THE MUTED LIGHT OF ANOTHER CLOUDY DAY EVENTUALLY WOKE ME. I lay with my arm across my eyes, groggy and dazed. Something, a dream trying to be remembered, struggled to break into my consciousness. I moaned and rolled on my side, hoping more sleep would come. And then yesterday came flooding back into my memory.

“Oh!” I sat up so fast it made my head spin.

“Your hair also has the ability to defy gravity.” Her amused voice came from the rocking chair in the corner. “It’s like your own superpower.”

Automatically, I reached up to pat my hair down.

She sat crossed-legged in the chair, a perfect smile on her perfect face.

“You stayed.” It was like I hadn’t woken up after all.

“Of course. That’s what you wanted, correct?”

I nodded.

She smiled wider. “It’s what I wanted, too.”

I staggered out of the bed, not sure where I was going, only that I needed to be closer to her. She waited for me, and there was no surprise in her face when I sank to my knees in front of her. I reached up slowly and laid my palm against the side of her face. She leaned into my hand, her eyes slipping closed.

“Charlie?” I asked. We’d both been speaking at normal volume.

“He left an hour ago, with an amazing amount of gear.”

He’d be gone all day. So it was just me and Edythe, in an empty house, with no need to go anywhere. So much time. I felt like some crazy old miser, gloating over his piles of gold coins, only instead of coins, it was seconds that I hoarded.

It was only then that I realized she’d changed her clothes.

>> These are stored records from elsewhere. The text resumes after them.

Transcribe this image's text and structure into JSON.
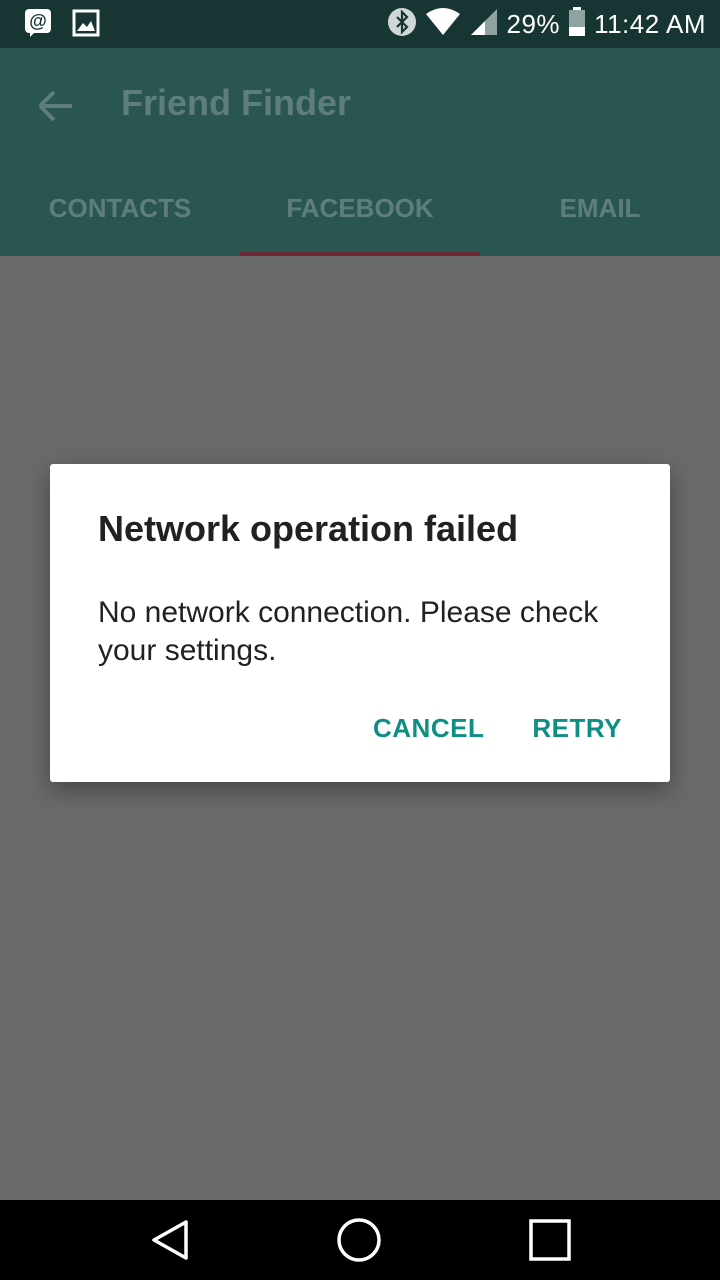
{
  "status_bar": {
    "battery_percent": "29%",
    "time": "11:42 AM",
    "icons": [
      "at-sign-icon",
      "image-icon",
      "bluetooth-icon",
      "wifi-icon",
      "signal-icon",
      "battery-icon"
    ]
  },
  "app_bar": {
    "title": "Friend Finder",
    "back_icon": "arrow-left-icon"
  },
  "tabs": [
    {
      "label": "CONTACTS",
      "active": false
    },
    {
      "label": "FACEBOOK",
      "active": true
    },
    {
      "label": "EMAIL",
      "active": false
    }
  ],
  "dialog": {
    "title": "Network operation failed",
    "message": "No network connection. Please check your settings.",
    "cancel_label": "CANCEL",
    "retry_label": "RETRY"
  },
  "colors": {
    "status_bar": "#173633",
    "app_bar": "#2a5652",
    "tab_indicator": "#6e2838",
    "dialog_button": "#0f8f83",
    "scrim": "#6a6a6a"
  },
  "nav_bar": {
    "icons": [
      "back-triangle-icon",
      "home-circle-icon",
      "recents-square-icon"
    ]
  }
}
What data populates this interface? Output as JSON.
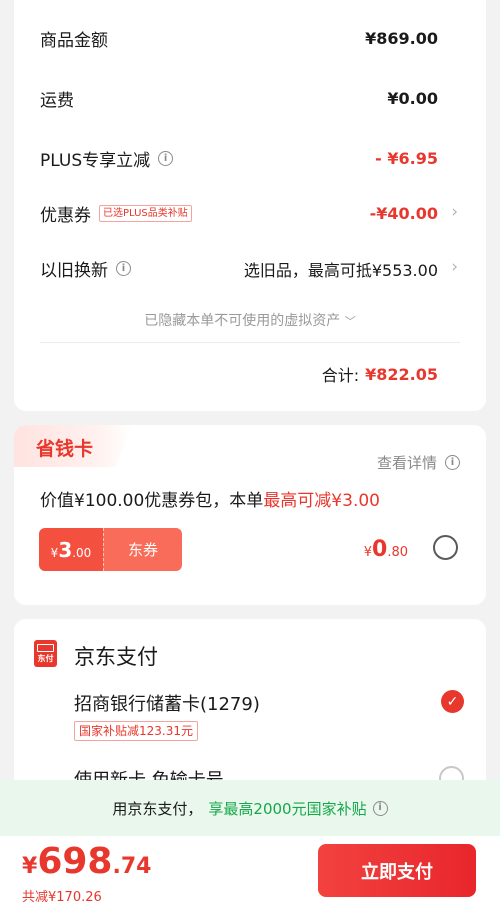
{
  "summary": {
    "goods_label": "商品金额",
    "goods_value": "¥869.00",
    "shipping_label": "运费",
    "shipping_value": "¥0.00",
    "plus_label": "PLUS专享立减",
    "plus_value": "- ¥6.95",
    "coupon_label": "优惠券",
    "coupon_tag": "已选PLUS品类补贴",
    "coupon_value": "-¥40.00",
    "tradein_label": "以旧换新",
    "tradein_value": "选旧品，最高可抵¥553.00",
    "hidden_note": "已隐藏本单不可使用的虚拟资产",
    "total_label": "合计:",
    "total_value": "¥822.05"
  },
  "saver": {
    "title": "省钱卡",
    "detail": "查看详情",
    "desc_prefix": "价值¥100.00优惠券包，本单",
    "desc_highlight": "最高可减¥3.00",
    "coupon_currency": "¥",
    "coupon_int": "3",
    "coupon_dec": ".00",
    "coupon_type": "东券",
    "price_currency": "¥",
    "price_int": "0",
    "price_dec": ".80",
    "selected": false
  },
  "payment": {
    "title": "京东支付",
    "icon_text": "东付",
    "bank_name": "招商银行储蓄卡(1279)",
    "bank_tag": "国家补贴减123.31元",
    "bank_selected": true,
    "new_card": "使用新卡 免输卡号",
    "new_card_selected": false
  },
  "banner": {
    "prefix": "用京东支付，",
    "highlight": "享最高2000元国家补贴"
  },
  "bottom": {
    "currency": "¥",
    "amount_int": "698",
    "amount_dec": ".74",
    "saved": "共减¥170.26",
    "pay_button": "立即支付"
  },
  "colors": {
    "accent_red": "#e8372c",
    "subsidy_green": "#14a84a"
  }
}
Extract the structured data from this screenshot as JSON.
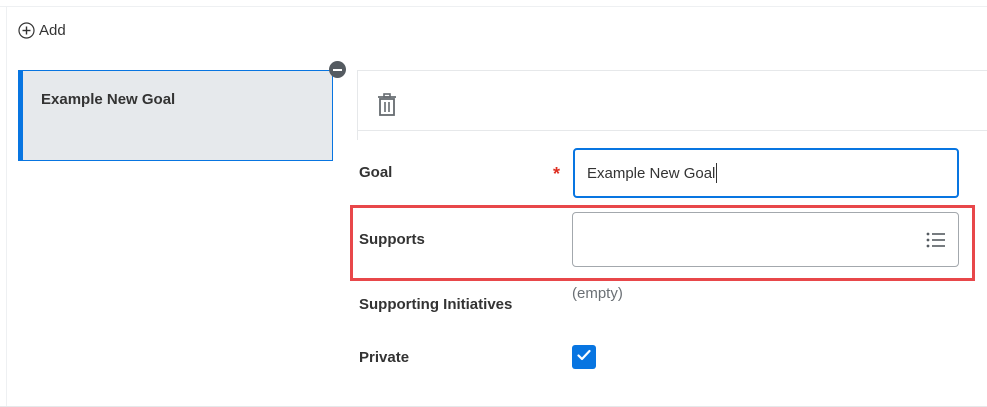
{
  "toolbar": {
    "add_label": "Add"
  },
  "goal_card": {
    "title": "Example New Goal"
  },
  "form": {
    "goal": {
      "label": "Goal",
      "required_marker": "*",
      "value": "Example New Goal"
    },
    "supports": {
      "label": "Supports",
      "value": ""
    },
    "supporting_initiatives": {
      "label": "Supporting Initiatives",
      "value": "(empty)"
    },
    "private": {
      "label": "Private",
      "checked": true
    }
  },
  "icons": {
    "add": "plus-circle-icon",
    "remove": "minus-circle-icon",
    "delete": "trash-icon",
    "prompt": "list-icon",
    "check": "checkmark-icon"
  },
  "colors": {
    "accent": "#0875e1",
    "highlight": "#e8474a",
    "required": "#de2e21",
    "card_background": "#e6e9ec"
  }
}
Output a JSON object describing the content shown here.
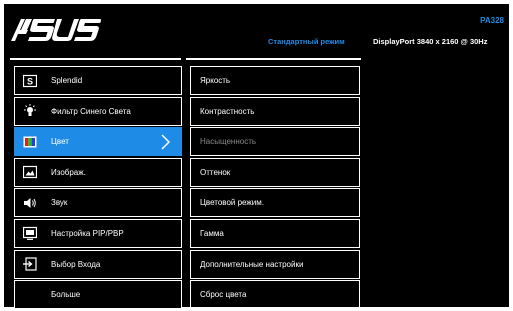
{
  "header": {
    "logo_text": "/ISUS",
    "model": "PA328",
    "mode": "Стандартный режим",
    "connection": "DisplayPort  3840 x 2160 @ 30Hz"
  },
  "menu": [
    {
      "label": "Splendid",
      "icon": "splendid-icon"
    },
    {
      "label": "Фильтр Синего Света",
      "icon": "blue-light-filter-icon"
    },
    {
      "label": "Цвет",
      "icon": "color-icon",
      "active": true
    },
    {
      "label": "Изображ.",
      "icon": "image-icon"
    },
    {
      "label": "Звук",
      "icon": "speaker-icon"
    },
    {
      "label": "Настройка PIP/PBP",
      "icon": "pip-icon"
    },
    {
      "label": "Выбор Входа",
      "icon": "input-select-icon"
    },
    {
      "label": "Больше",
      "icon": ""
    }
  ],
  "submenu": [
    {
      "label": "Яркость"
    },
    {
      "label": "Контрастность"
    },
    {
      "label": "Насыщенность",
      "disabled": true
    },
    {
      "label": "Оттенок"
    },
    {
      "label": "Цветовой режим."
    },
    {
      "label": "Гамма"
    },
    {
      "label": "Дополнительные настройки"
    },
    {
      "label": "Сброс цвета"
    }
  ],
  "colors": {
    "accent": "#1e8be6",
    "background": "#000000",
    "text": "#ffffff",
    "disabled": "#8a8a8a"
  }
}
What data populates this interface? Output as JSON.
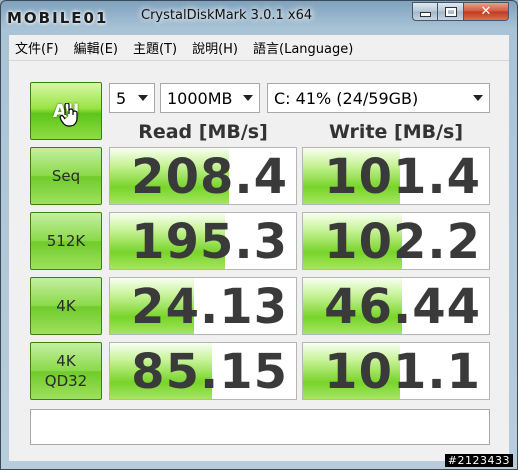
{
  "window": {
    "title": "CrystalDiskMark 3.0.1 x64",
    "watermark": "MOBILE01"
  },
  "menu": [
    "文件(F)",
    "編輯(E)",
    "主題(T)",
    "說明(H)",
    "語言(Language)"
  ],
  "controls": {
    "all_button_label": "All",
    "runs": "5",
    "size": "1000MB",
    "drive": "C: 41% (24/59GB)"
  },
  "headers": {
    "read": "Read [MB/s]",
    "write": "Write [MB/s]"
  },
  "rows": [
    {
      "label1": "Seq",
      "label2": "",
      "read": "208.4",
      "write": "101.4",
      "read_fill": 0.64,
      "write_fill": 0.52
    },
    {
      "label1": "512K",
      "label2": "",
      "read": "195.3",
      "write": "102.2",
      "read_fill": 0.62,
      "write_fill": 0.53
    },
    {
      "label1": "4K",
      "label2": "",
      "read": "24.13",
      "write": "46.44",
      "read_fill": 0.45,
      "write_fill": 0.53
    },
    {
      "label1": "4K",
      "label2": "QD32",
      "read": "85.15",
      "write": "101.1",
      "read_fill": 0.55,
      "write_fill": 0.52
    }
  ],
  "status_text": "",
  "badge": "#2123433",
  "colors": {
    "button_green": "#6fcb2a",
    "value_text": "#3a3a3a"
  }
}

Instead of the thin-strapped tank top, she wore a peach-colored sweater.

“You left?” I asked.

She opened her eyes and smiled, putting one of her hands up to keep mine against her face. “I could hardly leave in the clothes I came in—what would the neighbors think? In any case, I was only gone for a few minutes and you were very deeply asleep at that point, so I know I didn’t miss anything.”

I groaned. “What did I say?”

Her eyes got a little wider, her face more vulnerable. “You said you loved me,” she whispered.

“You already knew that.”

“It was different, hearing the words.”

I stared into her eyes. “I love you,” I said.

She leaned down and rested her forehead carefully against mine. “You are my life now.”

We sat like that for a long time, until finally my stomach grumbled. She sat up, laughing.

“Humanity is so overrated,” I complained.

“Should we begin with breakfast?”

I threw my free hand over my jugular, my eyes wild.

She flinched; then her eyes narrowed and she scowled at me.

I laughed. “Come on, you know that was funny.”